Les interrogatoires sont terminés depuis deux jours. Je suis couché sur le ventre. Eveillé. Il fait constamment jour, sous la lampe cerclée de fer. Au fond de la gorge, le bonheur du soulagement est tapi, sans aucune envie de bondir au dehors. La porte s’ouvre, après le court mais bruyant tour de clé, l’homme pose la gamelle. Son regard glisse sur mon corps. Je me retourne et ouvre les jambes pour que la saillie matinale détourne son regard de mes fesses. Prudence.
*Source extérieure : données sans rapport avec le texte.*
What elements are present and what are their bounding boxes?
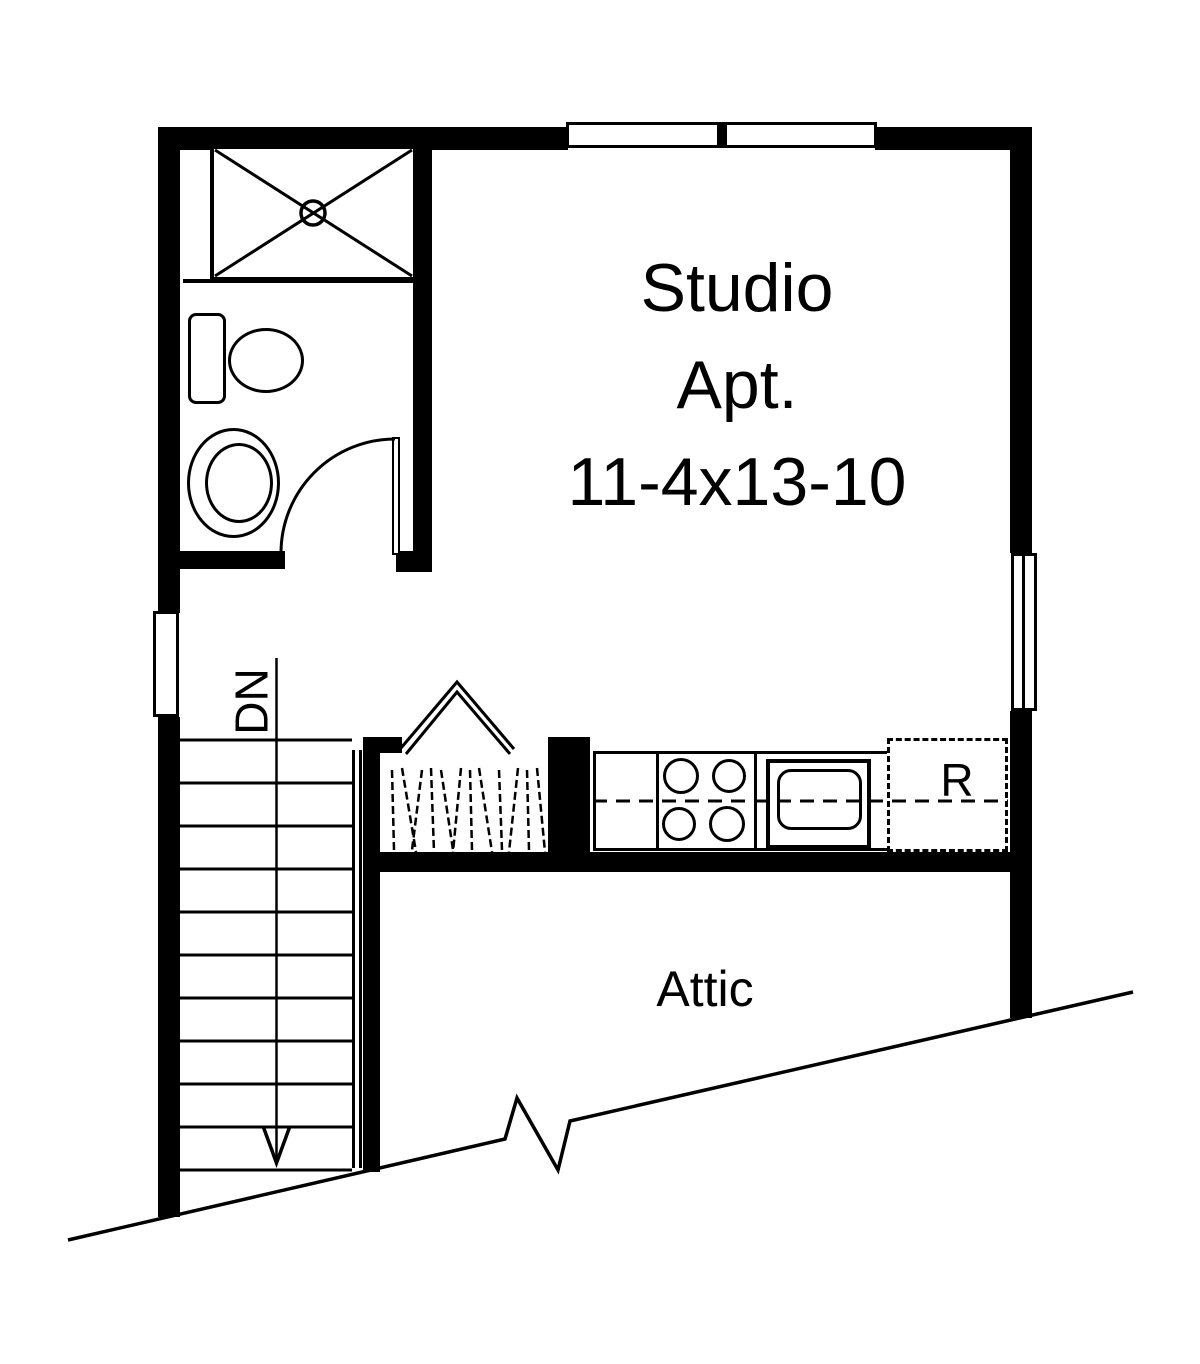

J’aurai bientôt vingt et un ans. C’est l’été dans les caves de la Villa des Oiseaux. Après le sergent à l’accent skikdi, le premier visiteur de l’équipe est toujours Si Djillali. Imbibé de Ricard dès le matin. Il affiche une certaine distance à l’égard de sa mission : officier de police judiciaire de la SM, prétend-il pour se démarquer de ses collègues  « interrogateurs », qui venaient d’en finir avec moi. Très psychologue, mais je crois qu’à la longue c’est moi qui lui servait de thérapeute. Si Djillali invente sa jeunesse à Mostaganem, ses femmes. Comme chaque matin, il brode sur son thème : « Je ne suis pas n’importe qui, j’ai fait le Tapis Rouge, la meilleure école du KGB. Tu es le neveu de Ferhat Abbas. Tu es intelligent, laisse tomber les autres, c’est des cons. Moi je respecte les communistes, mais ils se sont toujours trompés ». « Est-ce que vous avez une cigarette, Si Djillali ». Echanges convenus, presque cérémonieux.

Hier, Mohamed Harbi, le voisin de la cellule d’en face, a refusé sa gamelle. On ne lui avait pas donné de cuillère. « Nous ne sommes pas des animaux » a-t-il expliqué au Skikdi. Il a eu gain de cause.